Inflation is low, 1.6% or lower. There is worry that it is too low, because it is below the Federal reserve target of 2.0%. How can we raise inflation?
First, let's look at a dynamic of why inflation is low...
Over the past 6 quarters, inflation has been trending lower, but as you can see, effective demand is trending lower due to a normal increased utilization of labor and capital. As the price level of effective demand decreases, this puts downward pressure on inflation. People are willing to buy output at lower and lower price levels. Inflation is in effect being suffocated. The Fed rate has no traction to help inflation.
With the Fed rate already pushing on 0%, the issue is to try to get the Fed rate back into positive territory. This requires a rise in inflation or a rise in the labor share of income.
Inflation cannot rise because it is being pushed down by declining effective demand. So what if we raise labor share of income?...
In this graph, I have taken 1Q-2013 data and simply made one change. I have changed effective labor share from 74% to 76%. The yellow lines show 74%. The blue lines show 76%.
The effective demand curve shifts right, as is to be expected from a rise in labor income & consumption. However, the aggregate supply curve has shifted left because of increased unit labor costs. It is true that an increase of effective labor share from 74% to 76% increases effective unit labor costs from 96.4% to 99%.

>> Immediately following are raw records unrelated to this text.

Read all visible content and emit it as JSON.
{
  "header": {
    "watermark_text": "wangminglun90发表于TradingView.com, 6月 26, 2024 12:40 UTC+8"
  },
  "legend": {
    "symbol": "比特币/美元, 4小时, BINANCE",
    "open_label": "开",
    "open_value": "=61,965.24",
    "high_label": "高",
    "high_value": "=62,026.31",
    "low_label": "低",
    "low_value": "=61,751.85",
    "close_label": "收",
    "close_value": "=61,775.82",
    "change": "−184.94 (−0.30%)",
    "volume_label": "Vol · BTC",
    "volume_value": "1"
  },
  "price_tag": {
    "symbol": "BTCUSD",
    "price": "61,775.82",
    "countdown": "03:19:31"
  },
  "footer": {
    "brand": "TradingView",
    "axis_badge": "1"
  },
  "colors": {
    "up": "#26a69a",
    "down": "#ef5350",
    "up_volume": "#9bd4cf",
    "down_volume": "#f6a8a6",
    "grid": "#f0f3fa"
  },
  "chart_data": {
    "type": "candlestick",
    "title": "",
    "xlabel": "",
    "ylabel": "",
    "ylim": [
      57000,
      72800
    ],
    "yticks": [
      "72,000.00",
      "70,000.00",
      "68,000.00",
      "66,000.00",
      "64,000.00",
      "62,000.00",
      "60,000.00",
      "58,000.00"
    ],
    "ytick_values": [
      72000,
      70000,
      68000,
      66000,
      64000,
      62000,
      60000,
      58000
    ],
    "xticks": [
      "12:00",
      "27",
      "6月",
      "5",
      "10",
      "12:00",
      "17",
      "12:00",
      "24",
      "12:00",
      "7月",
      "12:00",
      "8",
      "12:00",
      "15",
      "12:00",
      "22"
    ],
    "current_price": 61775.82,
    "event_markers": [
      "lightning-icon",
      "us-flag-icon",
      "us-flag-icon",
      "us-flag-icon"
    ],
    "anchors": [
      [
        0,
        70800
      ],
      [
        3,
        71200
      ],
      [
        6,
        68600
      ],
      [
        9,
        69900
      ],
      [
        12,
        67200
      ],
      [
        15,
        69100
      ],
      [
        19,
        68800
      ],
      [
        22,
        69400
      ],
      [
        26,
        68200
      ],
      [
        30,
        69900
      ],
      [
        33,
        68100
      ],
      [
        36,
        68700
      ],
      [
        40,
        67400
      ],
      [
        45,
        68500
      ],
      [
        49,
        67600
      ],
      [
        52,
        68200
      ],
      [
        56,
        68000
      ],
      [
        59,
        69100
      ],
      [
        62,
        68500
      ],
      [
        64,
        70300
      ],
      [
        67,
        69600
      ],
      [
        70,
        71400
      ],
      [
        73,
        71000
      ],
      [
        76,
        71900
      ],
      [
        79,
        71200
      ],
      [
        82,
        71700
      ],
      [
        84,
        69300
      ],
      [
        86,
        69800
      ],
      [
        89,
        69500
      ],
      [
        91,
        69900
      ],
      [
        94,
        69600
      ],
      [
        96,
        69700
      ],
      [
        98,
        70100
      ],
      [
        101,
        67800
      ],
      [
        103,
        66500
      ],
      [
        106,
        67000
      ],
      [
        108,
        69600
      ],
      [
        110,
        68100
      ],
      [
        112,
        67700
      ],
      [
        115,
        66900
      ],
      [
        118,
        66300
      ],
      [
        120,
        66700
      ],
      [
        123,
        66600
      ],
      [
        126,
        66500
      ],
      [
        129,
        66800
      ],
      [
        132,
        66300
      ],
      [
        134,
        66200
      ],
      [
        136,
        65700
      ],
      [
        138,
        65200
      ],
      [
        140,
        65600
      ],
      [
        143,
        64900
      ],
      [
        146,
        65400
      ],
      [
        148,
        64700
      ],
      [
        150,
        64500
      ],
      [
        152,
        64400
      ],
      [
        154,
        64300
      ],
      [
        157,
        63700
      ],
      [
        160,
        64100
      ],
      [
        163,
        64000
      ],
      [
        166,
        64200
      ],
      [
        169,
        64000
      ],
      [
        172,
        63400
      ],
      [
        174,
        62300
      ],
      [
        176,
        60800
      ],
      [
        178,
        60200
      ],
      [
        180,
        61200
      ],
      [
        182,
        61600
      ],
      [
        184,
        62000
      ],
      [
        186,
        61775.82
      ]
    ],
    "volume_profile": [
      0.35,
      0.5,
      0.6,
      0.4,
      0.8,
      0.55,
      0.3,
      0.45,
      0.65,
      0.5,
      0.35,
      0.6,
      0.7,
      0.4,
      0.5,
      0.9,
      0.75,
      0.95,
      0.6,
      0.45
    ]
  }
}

Potential real GDP stays constant at $13.575 trillion. LRAS curve stays constant at around $13.810 trillion. Now, it is important for us to notice that the price level of effective demand has gone higher to around 8.0%. We are relieving the progressive pressure pushing down on inflation. But there is even a more important result...
By raising effective demand overall, we are raising the price level at which the economy is willing to demand the same amount of output. This is key to raising inflation. When the economy returns to $13.750 trillion real output, the price level of effective demand would be over 7% instead of the current 4%. This means people would be willing to accept a higher inflation rate due to increased labor share of income.
When we use the ED rule for the Fed rate given above for an effective labor share of 74%, the Fed rate is -0.77%. When we raise the effective share to 76%, real output declines, but then it starts to rise again from increased effective demand. Inflation will tend to increase. If we say that real output rises back to the current $13.750 and inflation rises from 1.6% to 2.5%, the calculated Fed rate would rise to +0.19%. The Fed rate would be back in positive territory, where it can gain traction in the economy.
So raising labor share of income is a solution... But...
But there is one problem, a big problem. When unit labor costs rise, an economic contraction can be triggered. The probability of a contraction is greater when effective demand is low like now. Aggregate profit rates are already stagnating. A rise in labor share of income now, would probably trigger an economic recession, instead of just a temporary contraction followed by a more robust economy. The economy is more sensitive to rising unit labor costs now.
Labor share of income should have increased a year or two ago. At that point, the economy had momentum from rising profit rates. It would have recovered from a hit to real output. We would be in a much better position now for higher inflation, and more importantly, a positive Fed funds rate with traction to maneuver the economy.
The bottom line is that if labor share was to be raised now, it would have to be done much more slowly.. much more carefully. And a slower pace would probably not be enough to save inflation nor the Fed funds rate. The end of the current expansion is in sight... We just wait for the UT index to go below 1%.